With a potential vaccine more than a year away, Gilead's antiviral remdesivir offers one of the nearest-term hopes for a treatment in the pandemic that's sweeping across the globe and putting many countries, including most of the U.S., on lockdown. Results from late-stage studies out of China are expected this month with results from U.S. trials following in May.
After the company's valuation surged more than $20 billion from late January to early March, some Wall Street analysts are cautioning there may not be much more room for shares to gain. The stock has traded sideways since hitting a two-year high on March 6.
"We see a highly negatively skewed risk/reward," Barclays analysts led by Carter Gould warned ahead of the April data. They rate Gilead underweight.
Barclays is assigning a 20% chance that the two studies out of China --- one in patients with mild to moderate symptoms and another in the severely ill -- will succeed. Even if the pair hit the mark, Gilead's gains could lead to a sell-off on "the commercial realities facing remdesivir," the analysts said. That could include a complex manufacturing process and the difficulties pricing and selling a drug for a global pandemic.
Shares of Gilead fell as much as 5.4% on Tuesday, the biggest intraday drop in almost two weeks as the broader market rallied.
Covid-19 patients in the placebo-controlled studies are likely getting treated after the virus has already reached the height of its powers in the body, instead of before when a treatment could potentially be more effective, Barclays said. If the two studies fail, Gilead shares could fall back to the low-$60 range where they traded before the crisis.
Wall Street investors have been scrambling to position themselves ahead of the data. Gilead appeared not only as a top long pick for investors in 2020 but also among the top short picks in a JPMorgan Chase & Co. buy-side survey. Options data suggest the stock could swing 17% in either direction by May 1.
Bearish bets against Gilead peaked at $1.97 billion on March 19, according to data from financial analytics firm S3 Partners. The stock was ripe for a short squeeze two weeks ago but that's no longer the case, S3's Ihor Dusaniwsky said Monday. Gilead is still one of the top three largest short stories in the biotech sector with $1.77 billion, or 1.8% of its float, shorted as of Monday, he said.
Even the bulls have doubts about the upcoming data.

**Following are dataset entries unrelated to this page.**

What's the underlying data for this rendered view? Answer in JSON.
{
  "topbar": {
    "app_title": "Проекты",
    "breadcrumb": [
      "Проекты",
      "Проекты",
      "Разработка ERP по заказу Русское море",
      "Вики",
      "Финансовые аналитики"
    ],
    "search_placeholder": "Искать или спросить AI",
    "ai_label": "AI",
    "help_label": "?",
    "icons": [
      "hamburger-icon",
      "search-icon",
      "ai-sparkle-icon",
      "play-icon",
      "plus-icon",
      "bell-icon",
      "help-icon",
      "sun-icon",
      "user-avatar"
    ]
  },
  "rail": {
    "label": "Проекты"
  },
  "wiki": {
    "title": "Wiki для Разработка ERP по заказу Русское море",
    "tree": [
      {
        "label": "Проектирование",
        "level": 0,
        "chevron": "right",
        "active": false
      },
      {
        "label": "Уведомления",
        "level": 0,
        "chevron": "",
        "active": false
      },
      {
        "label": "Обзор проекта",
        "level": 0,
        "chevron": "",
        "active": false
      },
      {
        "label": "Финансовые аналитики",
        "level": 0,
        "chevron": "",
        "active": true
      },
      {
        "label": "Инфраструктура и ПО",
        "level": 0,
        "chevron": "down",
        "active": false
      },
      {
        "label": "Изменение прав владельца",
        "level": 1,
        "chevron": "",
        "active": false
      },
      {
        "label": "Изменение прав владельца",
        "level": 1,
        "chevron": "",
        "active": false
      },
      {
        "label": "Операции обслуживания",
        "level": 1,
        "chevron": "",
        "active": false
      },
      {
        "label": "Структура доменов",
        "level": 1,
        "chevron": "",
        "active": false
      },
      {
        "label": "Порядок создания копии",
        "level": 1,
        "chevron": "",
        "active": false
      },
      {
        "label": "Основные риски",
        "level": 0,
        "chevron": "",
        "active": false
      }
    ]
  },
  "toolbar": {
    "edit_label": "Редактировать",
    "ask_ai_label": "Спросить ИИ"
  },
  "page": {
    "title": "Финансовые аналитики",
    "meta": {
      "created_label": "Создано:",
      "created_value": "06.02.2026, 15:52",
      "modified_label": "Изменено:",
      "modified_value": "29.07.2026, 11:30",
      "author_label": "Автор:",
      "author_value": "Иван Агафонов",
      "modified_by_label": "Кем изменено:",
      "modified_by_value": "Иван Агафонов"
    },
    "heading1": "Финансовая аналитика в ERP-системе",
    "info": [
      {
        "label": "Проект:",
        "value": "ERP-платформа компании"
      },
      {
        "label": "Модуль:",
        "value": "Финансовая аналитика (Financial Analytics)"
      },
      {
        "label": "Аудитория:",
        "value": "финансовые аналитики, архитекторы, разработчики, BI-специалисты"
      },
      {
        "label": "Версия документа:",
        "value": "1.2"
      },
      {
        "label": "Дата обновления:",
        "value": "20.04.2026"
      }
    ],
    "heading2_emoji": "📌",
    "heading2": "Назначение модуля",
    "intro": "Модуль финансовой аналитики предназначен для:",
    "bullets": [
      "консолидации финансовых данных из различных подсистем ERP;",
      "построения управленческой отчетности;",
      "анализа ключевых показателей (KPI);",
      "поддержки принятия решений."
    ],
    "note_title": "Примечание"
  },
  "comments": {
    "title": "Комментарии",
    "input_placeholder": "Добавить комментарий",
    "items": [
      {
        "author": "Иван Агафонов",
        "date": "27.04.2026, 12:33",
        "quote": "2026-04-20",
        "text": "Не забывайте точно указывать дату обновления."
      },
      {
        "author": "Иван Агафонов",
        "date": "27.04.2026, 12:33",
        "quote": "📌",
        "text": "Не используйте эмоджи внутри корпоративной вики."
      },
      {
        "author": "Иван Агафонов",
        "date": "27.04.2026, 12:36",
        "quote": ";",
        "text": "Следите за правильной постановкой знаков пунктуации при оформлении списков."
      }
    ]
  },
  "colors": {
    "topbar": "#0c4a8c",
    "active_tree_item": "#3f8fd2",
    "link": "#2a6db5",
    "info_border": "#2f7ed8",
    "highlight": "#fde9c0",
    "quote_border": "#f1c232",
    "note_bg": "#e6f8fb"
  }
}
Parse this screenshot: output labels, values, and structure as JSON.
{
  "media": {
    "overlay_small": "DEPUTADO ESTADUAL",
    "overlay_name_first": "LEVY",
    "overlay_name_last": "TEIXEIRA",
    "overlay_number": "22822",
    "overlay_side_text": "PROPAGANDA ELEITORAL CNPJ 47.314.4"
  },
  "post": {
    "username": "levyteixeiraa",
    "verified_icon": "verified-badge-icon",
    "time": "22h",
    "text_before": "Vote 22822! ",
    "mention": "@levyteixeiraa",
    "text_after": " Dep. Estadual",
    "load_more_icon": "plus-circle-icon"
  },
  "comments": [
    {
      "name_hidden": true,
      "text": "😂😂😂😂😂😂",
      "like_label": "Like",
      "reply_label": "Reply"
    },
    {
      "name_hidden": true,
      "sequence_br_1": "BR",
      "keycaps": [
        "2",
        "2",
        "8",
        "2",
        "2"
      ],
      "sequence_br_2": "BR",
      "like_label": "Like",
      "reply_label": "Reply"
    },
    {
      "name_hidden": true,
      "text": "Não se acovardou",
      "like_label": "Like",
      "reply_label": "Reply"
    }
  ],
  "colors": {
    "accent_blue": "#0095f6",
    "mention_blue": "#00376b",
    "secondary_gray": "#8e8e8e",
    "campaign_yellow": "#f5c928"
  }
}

Evercore ISI analyst Umer Raffat, who has an outperform rating on the stock, said he expects the study in severely ill patients "may underwhelm," though he said remdesivir could help those who received the drug early enough in their course of treatment. Optimism that Gilead has started ramping up production because it knows the medicine works is also unfounded, he said, noting management confirmed they haven't seen results from the Chinese trials.
For antivirals, "it is NOT about the overall trial result," Raffat said. "All that matters is being able to identify the time point post-infection until which you can initiate an antiviral and expect efficacy."